Analysis of the dynamic strains in a fingertip exposed to vibrations: Correlation to the mechanical stimuli on mechanoreceptors

The reduction in vibrotactile sensitivity in the fingertip is assumed to be associated with the exposure of the tissues to repetitive, non-physiological strains during dynamic loading. Experimental results demonstrated that the magnitude of a vibration-induced temporary threshold shift is dependent upon the vibration frequency of both the exposure and testing stimuli. In the present study, the frequency-dependent strain imposed on cutaneous and subcutaneous tissues of the fingertip is analyzed theoretically using a finite element model. The proposed fingertip model is two-dimensional and includes major anatomical substructures: skin, subcutaneous tissue, bone, and nail.
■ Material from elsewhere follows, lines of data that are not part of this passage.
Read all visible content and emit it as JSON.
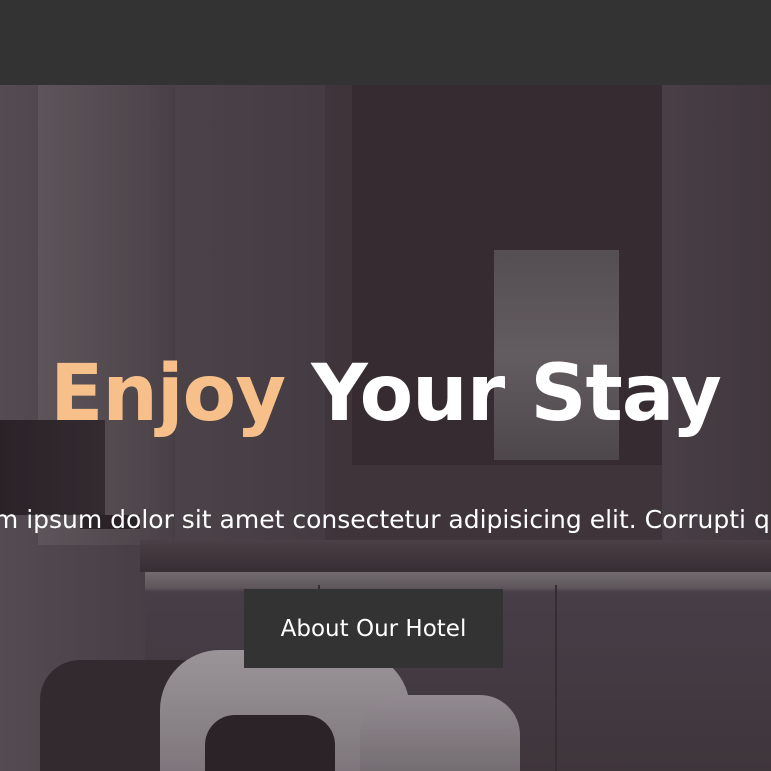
{
  "hero": {
    "title_accent": "Enjoy",
    "title_rest": "Your Stay",
    "subtitle": "Lorem ipsum dolor sit amet consectetur adipisicing elit. Corrupti quod sapiente iusto",
    "cta_label": "About Our Hotel"
  },
  "colors": {
    "accent": "#f7c08a",
    "header_bg": "#333333",
    "button_bg": "#333333",
    "text": "#ffffff"
  }
}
The soft tissues (skin and subcutaneous tissues) were assumed to be nonlinearly elastic and viscoelastic, while the bone and nail were considered as linearly elastic. Simulations were performed for the contact between the fingertip and a flat surface for four different pre-compressions (0.5, 1.0, 1.5, and 2.0 mm). The frequency-dependent distributions of the dynamic strain magnitudes in the soft tissues were investigated. The model predictions indicated that the vibration exposure at a frequency range from 63 to 250 Hz will induce excessive dynamic strain in the deep zone of the finger tissues, effectively inhibiting the high-frequency mechanoreceptors; while the vibration exposure at low frequency (less than 31.5 Hz) tends to induce excessive dynamic strain in superficial layer in the tissues, inhibiting the low-frequency mechanoreceptors. These theoretical predictions are consistent with the experimental observations in literature. The proposed model can be used to predict the responses of the soft tissues in different depths to vibration exposures, providing valuable information and data that are essential for improving vibrotactile perception tests.